Get parameters for this estimator.

Parameters:

deepbool, default=True: Not used. Kept for compatibility with scikit-learn.

Returns:

dict: Parameter names mapped to their values.

set_params(**kwargs)#

Set the parameters of this estimator.

The method works on simple estimators as well as on nested objects (such as sklearn.pipeline.Pipeline).
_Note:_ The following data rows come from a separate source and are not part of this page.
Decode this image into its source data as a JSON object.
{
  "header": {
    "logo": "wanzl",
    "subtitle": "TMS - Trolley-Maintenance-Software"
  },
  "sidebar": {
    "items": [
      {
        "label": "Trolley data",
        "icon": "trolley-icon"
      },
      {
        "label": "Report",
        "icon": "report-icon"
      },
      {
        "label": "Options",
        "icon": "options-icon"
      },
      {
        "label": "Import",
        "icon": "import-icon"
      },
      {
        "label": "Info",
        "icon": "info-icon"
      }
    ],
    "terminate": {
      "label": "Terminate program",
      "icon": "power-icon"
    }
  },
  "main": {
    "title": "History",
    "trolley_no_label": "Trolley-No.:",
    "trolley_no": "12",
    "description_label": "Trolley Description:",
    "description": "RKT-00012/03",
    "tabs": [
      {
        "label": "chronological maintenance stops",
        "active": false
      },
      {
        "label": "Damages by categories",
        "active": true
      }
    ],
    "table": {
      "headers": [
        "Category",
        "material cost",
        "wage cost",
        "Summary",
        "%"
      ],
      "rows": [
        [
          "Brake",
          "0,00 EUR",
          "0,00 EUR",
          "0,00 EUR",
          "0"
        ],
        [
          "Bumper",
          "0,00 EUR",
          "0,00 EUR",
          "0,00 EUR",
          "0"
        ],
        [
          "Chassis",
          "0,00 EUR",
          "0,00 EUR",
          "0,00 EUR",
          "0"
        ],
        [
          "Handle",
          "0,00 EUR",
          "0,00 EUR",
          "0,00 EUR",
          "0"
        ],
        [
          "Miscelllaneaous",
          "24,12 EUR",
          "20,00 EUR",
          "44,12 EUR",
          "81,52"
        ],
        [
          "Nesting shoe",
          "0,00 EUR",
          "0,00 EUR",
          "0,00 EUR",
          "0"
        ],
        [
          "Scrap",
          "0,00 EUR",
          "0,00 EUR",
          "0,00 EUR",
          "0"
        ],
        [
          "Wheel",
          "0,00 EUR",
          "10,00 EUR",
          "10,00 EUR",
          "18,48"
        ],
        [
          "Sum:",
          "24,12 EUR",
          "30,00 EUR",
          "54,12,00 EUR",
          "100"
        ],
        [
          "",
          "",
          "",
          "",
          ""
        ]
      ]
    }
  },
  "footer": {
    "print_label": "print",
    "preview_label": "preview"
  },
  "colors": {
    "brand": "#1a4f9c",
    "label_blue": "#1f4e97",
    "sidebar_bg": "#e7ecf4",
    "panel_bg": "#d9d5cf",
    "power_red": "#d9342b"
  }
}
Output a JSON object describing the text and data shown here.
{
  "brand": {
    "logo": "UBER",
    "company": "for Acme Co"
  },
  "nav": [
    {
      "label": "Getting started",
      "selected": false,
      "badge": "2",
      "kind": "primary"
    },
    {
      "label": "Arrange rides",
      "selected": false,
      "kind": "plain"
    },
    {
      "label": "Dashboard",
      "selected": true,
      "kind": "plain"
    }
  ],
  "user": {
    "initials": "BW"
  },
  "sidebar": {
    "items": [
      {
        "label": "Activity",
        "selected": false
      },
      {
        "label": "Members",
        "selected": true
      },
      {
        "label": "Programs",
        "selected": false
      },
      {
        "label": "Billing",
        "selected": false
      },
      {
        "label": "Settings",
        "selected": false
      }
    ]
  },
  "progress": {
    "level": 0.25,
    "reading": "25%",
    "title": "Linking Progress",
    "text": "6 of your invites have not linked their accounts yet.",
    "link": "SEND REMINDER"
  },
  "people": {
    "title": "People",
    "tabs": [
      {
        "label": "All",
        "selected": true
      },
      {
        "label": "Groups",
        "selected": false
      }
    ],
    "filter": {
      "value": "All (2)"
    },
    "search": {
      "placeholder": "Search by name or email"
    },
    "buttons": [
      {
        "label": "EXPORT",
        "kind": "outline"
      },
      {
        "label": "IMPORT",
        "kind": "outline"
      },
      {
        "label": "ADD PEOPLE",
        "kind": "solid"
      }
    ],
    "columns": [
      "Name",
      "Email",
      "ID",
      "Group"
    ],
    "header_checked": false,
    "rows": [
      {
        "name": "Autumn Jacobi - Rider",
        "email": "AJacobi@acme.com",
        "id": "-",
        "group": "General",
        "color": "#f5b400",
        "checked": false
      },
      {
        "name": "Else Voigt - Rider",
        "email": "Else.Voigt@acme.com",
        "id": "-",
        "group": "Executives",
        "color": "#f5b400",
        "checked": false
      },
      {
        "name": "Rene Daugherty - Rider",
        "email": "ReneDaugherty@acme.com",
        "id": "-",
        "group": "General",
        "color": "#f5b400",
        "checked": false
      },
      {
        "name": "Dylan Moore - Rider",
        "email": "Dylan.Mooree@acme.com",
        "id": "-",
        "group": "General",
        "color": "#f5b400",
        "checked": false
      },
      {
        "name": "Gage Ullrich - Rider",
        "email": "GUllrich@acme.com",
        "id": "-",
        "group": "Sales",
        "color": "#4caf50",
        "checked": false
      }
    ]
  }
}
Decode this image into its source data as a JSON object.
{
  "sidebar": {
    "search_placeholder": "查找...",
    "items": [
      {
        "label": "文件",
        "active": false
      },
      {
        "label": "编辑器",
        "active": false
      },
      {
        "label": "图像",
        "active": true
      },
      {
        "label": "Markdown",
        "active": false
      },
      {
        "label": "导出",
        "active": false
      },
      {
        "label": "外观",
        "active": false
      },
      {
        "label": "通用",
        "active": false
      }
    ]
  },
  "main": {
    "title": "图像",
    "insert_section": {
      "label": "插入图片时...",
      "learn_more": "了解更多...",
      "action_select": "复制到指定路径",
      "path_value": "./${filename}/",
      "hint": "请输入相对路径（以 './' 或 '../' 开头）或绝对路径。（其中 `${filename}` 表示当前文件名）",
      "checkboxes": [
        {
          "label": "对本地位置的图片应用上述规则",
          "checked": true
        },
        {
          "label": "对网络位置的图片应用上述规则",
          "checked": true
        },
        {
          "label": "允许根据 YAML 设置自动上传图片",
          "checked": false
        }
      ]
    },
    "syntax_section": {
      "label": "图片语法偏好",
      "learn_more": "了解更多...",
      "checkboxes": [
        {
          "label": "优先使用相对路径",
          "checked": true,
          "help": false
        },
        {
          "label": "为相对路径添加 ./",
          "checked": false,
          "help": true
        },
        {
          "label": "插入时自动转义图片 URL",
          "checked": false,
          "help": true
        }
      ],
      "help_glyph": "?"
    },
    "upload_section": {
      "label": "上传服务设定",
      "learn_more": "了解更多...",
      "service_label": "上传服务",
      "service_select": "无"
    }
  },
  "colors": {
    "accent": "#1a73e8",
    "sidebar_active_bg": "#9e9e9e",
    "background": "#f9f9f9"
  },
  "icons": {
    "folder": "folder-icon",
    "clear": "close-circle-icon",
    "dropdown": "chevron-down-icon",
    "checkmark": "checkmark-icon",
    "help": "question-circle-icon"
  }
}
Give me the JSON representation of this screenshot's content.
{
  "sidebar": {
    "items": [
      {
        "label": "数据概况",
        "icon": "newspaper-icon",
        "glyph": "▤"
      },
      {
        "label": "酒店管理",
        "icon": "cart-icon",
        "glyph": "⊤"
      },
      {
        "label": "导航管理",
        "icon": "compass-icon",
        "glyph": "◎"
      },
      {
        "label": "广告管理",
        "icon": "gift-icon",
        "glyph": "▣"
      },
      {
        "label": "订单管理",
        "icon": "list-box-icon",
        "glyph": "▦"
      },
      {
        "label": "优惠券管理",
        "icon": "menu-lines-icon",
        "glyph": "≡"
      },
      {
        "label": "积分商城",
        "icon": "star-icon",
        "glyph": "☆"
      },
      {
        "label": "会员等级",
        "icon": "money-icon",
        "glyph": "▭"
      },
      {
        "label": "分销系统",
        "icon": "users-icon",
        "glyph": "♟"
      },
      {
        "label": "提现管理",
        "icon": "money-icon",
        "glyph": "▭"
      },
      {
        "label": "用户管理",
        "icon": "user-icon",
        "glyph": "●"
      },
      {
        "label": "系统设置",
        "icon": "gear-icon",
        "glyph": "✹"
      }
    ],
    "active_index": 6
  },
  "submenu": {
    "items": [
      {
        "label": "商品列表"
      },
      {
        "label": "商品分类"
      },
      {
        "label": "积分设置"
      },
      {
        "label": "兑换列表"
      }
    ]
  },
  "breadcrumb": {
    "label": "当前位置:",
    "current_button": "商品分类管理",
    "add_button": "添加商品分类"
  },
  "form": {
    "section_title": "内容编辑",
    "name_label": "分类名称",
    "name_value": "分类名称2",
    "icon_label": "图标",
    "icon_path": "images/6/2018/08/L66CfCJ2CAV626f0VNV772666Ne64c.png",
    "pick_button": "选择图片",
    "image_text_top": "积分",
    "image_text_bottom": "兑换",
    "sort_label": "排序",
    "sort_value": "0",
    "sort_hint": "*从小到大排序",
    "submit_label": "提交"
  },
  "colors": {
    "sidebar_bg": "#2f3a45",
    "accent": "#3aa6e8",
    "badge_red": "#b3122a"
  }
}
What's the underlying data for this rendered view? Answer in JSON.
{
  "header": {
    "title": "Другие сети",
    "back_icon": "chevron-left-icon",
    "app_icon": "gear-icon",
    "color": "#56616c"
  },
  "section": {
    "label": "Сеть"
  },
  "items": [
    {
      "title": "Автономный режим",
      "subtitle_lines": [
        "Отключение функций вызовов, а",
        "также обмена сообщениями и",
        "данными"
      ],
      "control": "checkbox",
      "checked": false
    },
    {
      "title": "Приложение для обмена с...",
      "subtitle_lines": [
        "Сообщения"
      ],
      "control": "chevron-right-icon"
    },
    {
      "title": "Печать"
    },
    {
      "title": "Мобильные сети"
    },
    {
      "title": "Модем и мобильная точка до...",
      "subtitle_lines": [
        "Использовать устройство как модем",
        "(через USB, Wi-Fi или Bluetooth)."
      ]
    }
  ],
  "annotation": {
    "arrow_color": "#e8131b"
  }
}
The latter have parameters of the form <component>__<parameter> so that it’s possible to update each component of a nested object.

Parameters:

**kwargsdict: Estimator parameters.

Returns:

JuColumnTransformer: JuColumnTransformer instance with params set.

filter_columns(X)#

Get the apply_to columns of a pandas DataFrame.

Parameters:

Xpd.DataFrame: The DataFrame to filter.

Returns:

pd.DataFrame: The DataFrame with only the apply_to columns.

fit(X, y=None, **fit_params)#

Fit the model.

This method will fit the model using only the columns selected by apply_to.

Parameters:

Xpd.DataFrame: The data to fit the model on.
yDataLike, optional: The target data (default is None).
**fit_paramsAny: Additional parameters to pass to the model’s fit method.

Returns:

JuTransformer: The fitted model.

fit_transform(X, y=None, **fit_params)#

Fit to data, then transform it.

Fits transformer to X and y with optional parameters fit_params and returns a transformed version of X.

Parameters:

Xarray-like of shape (n_samples, n_features): Input samples.
yarray-like of shape (n_samples,) or (n_samples, n_outputs), default=None: Target values (None for unsupervised transformations).
**fit_paramsdict: Additional fit parameters.

Returns:

X_newndarray array of shape (n_samples, n_features_new): Transformed array.

get_apply_to()#

Get the column types the estimator applies to.

Returns:

ColumnTypes: The column types the estimator applies to.

get_metadata_routing()#

Get metadata routing of this object.

Please check User Guide on how the routing mechanism works.

Returns:

routingMetadataRequest: A MetadataRequest encapsulating routing information.

get_needed_types()#

Get the column types needed by the estimator.

Returns:

ColumnTypes: The column types needed by the estimator.

set_output(*, transform=None)#

Set output container.

See Introducing the set_output API for an example on how to use the API.

Parameters:

transform{“default”, “pandas”, “polars”}, default=None

Configure output of transform and fit_transform.

“default”: Default output format of a transformer
“pandas”: DataFrame output
“polars”: Polars output
None: Transform configuration is unchanged

New in version 1.4: “polars” option was added.

Returns:

selfestimator instance: Estimator instance.